NoLandGrab: If depicting a deeply flawed, frustrating and un-democratic political process is "highly biased," then questioning the wisdom of the war in Iraq is probably unpatriotic.

More screening info about Brooklyn Matters can be found at www.brooklynmatters.com.

Posted by lumi at 5:18 AM

Home Field Disadvantage

The Wonkster

You'd think a sports franchise would pay for the privilege of making NY City its home, but not in Bloomberg's New York:

"...in New York City, taxpayers are being forced to shoulder the burdens of new stadiums to subsidize the multimillionaire owners and players of the Yankees and Mets. The Yankee stadium project alone will receive taxpayer subsidies of nearly $800 million, according to Good Jobs New York, a critic of the project.”

If taxpayer subsidies really are the 21st century version of the Curse of the Bambino, things do not for New York sports fans. The Mets, who just experienced probably the worst late season collapse in baseball history, are getting subsidies for their new stadium. Madison Square Garden, home of the Knicks (this explains everything), also gets break on property taxes, according to the Sun. And the future home of the NBA Nets in Atlantic Yards will also benefit from the largesse of the city and state government.


NoLandGrab: Seriously, we'd love to see one, just one team actually make good on the threat to pull up stakes and take an instant hit to the value of the franchise. The Nashville Yankees, the Moblie Mets, San Diego Knickerbockers?? Puh-leeze!

We are witnessing some of the worst kind of corporate welfare, gratis a Bloomberg.

Posted by lumi at 5:02 AM

Guggenheim Bilbao

The Guardian
By Phil Olterman and Jonathan Bell

GuggenheimBilbao.jpg An article about the Frank Gehry "Bilbao Effect" also covers some of the controversial back story:

Running a city took a step closer to computer simulation with the apparent discovery of the "Bilbao Effect". The fabled consequence of Gehry's great swoops of titanium was a huge influx of tourist money, as culture filled the void left by Bilbao's fading industry. That, at least, was the theory. The truth wasn't quite so black and white, but it didn't stop planeloads of mayoral deputations arriving from around the world, all eager to imitate its success. Everyone wanted their own culture magnet, often calling up Gehry himself and effectively asking him to replicate the scheme.
The initial plans for a Guggenheim museum in Bilbao were not without controversy. Funded entirely by the host country but masterminded from New York, many Basque commentators, including the now-banned separatist party Herri Batasuna, saw the museum as a sign of cultural imperialism, an economically motivated attempt to purge the region of its history. A week before the opening gala in October 1997, police officer José María Aguirre was shot and killed after he interrupted a group of Eta terrorists disguised as gardeners, who tried to plant remote-controlled grenades in the Jeff Koons sculpture outside the museum.
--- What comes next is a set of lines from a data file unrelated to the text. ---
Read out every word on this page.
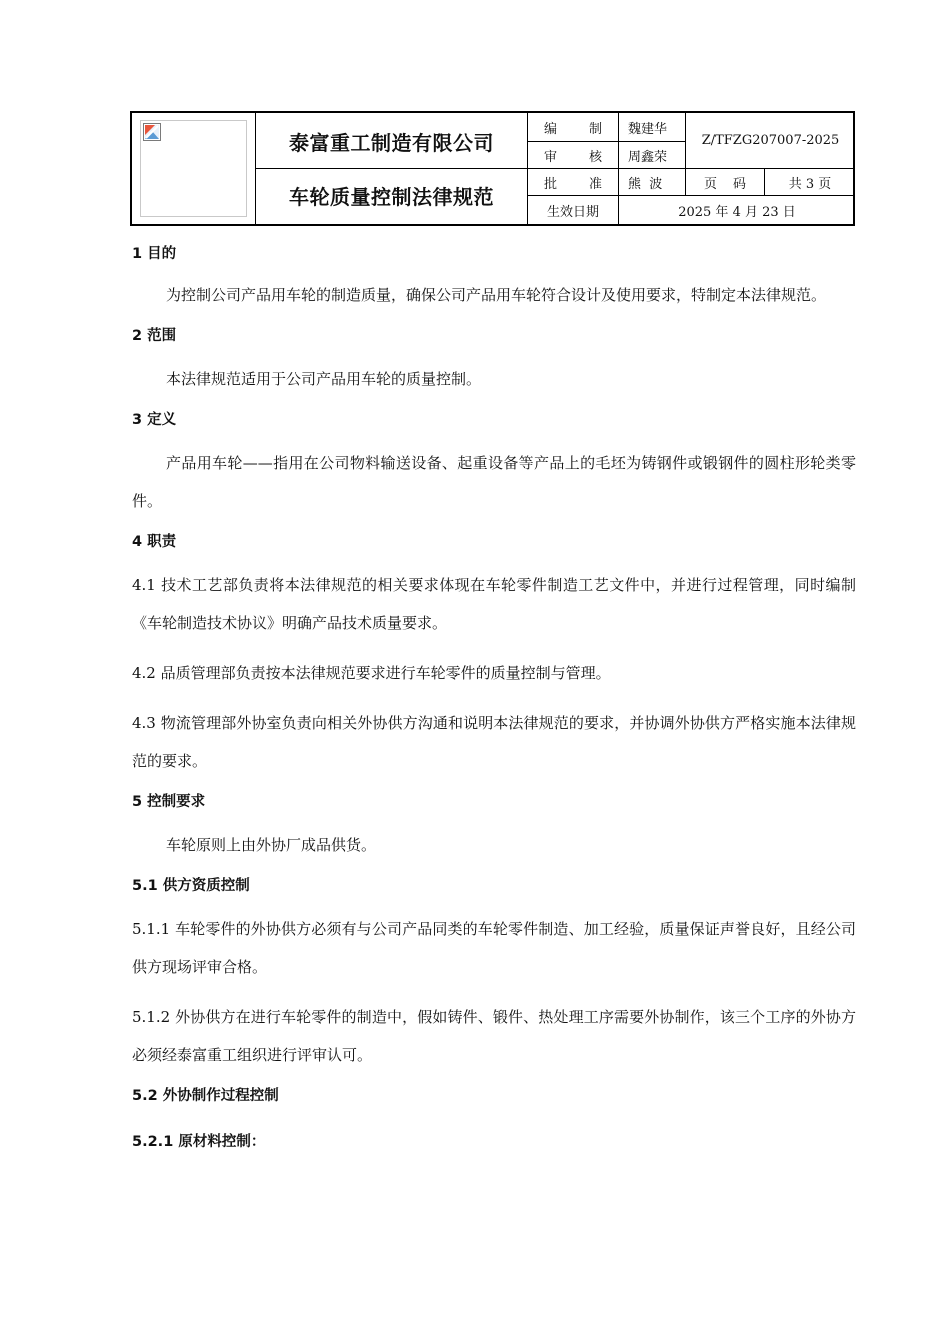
泰富重工制造有限公司
车轮质量控制法律规范
编 制	魏建华
审 核	周鑫荣
Z/TFZG207007-2025
批 准	熊  波	页 码	共 3 页
生效日期	2025 年 4 月 23 日
1 目的

为控制公司产品用车轮的制造质量，确保公司产品用车轮符合设计及使用要求，特制定本法律规范。

2 范围

本法律规范适用于公司产品用车轮的质量控制。

3 定义

产品用车轮——指用在公司物料输送设备、起重设备等产品上的毛坯为铸钢件或锻钢件的圆柱形轮类零件。

4 职责

4.1 技术工艺部负责将本法律规范的相关要求体现在车轮零件制造工艺文件中，并进行过程管理，同时编制《车轮制造技术协议》明确产品技术质量要求。

4.2 品质管理部负责按本法律规范要求进行车轮零件的质量控制与管理。

4.3 物流管理部外协室负责向相关外协供方沟通和说明本法律规范的要求，并协调外协供方严格实施本法律规范的要求。

5 控制要求

车轮原则上由外协厂成品供货。

5.1 供方资质控制

5.1.1 车轮零件的外协供方必须有与公司产品同类的车轮零件制造、加工经验，质量保证声誉良好，且经公司供方现场评审合格。

5.1.2 外协供方在进行车轮零件的制造中，假如铸件、锻件、热处理工序需要外协制作，该三个工序的外协方必须经泰富重工组织进行评审认可。

5.2 外协制作过程控制
5.2.1 原材料控制：
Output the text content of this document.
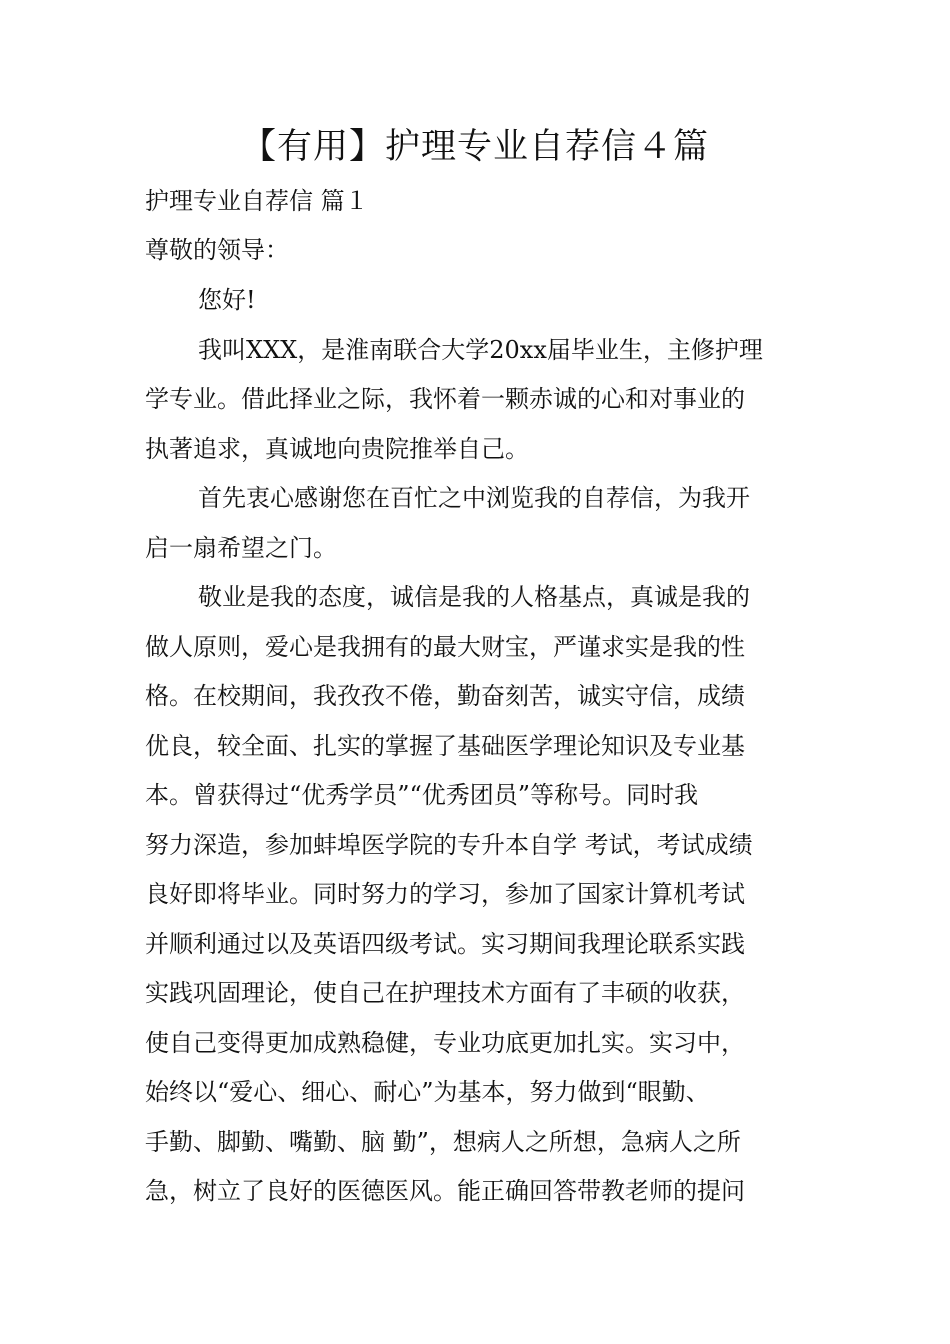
【有用】护理专业自荐信４篇
护理专业自荐信 篇１
尊敬的领导：
您好!
我叫XXX，是淮南联合大学20xx届毕业生，主修护理
学专业。借此择业之际，我怀着一颗赤诚的心和对事业的
执著追求，真诚地向贵院推举自己。
首先衷心感谢您在百忙之中浏览我的自荐信，为我开
启一扇希望之门。
敬业是我的态度，诚信是我的人格基点，真诚是我的
做人原则，爱心是我拥有的最大财宝，严谨求实是我的性
格。在校期间，我孜孜不倦，勤奋刻苦，诚实守信，成绩
优良，较全面、扎实的掌握了基础医学理论知识及专业基
本。曾获得过“优秀学员”“优秀团员”等称号。同时我
努力深造，参加蚌埠医学院的专升本自学 考试，考试成绩
良好即将毕业。同时努力的学习，参加了国家计算机考试
并顺利通过以及英语四级考试。实习期间我理论联系实践
实践巩固理论，使自己在护理技术方面有了丰硕的收获，
使自己变得更加成熟稳健，专业功底更加扎实。实习中，
始终以“爱心、细心、耐心”为基本，努力做到“眼勤、
手勤、脚勤、嘴勤、脑 勤”，想病人之所想，急病人之所
急，树立了良好的医德医风。能正确回答带教老师的提问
When the Spanish monarchs, King Juan Carlos I and Queen Sofia officially opened the museum on October 18, police snipers watched on from the rooftops of surrounding buildings. Whether Gehry's building actually erases the city's cultural heritage, as Eta suggested, is debatable. Bilbao is famous for its maritime history: after Barcelona, it has Spain's largest port. Gehry's building, which edges on to the Nervión riverfront and has been likened by many to a shipwreck, seems to pay tribute to its own surroundings.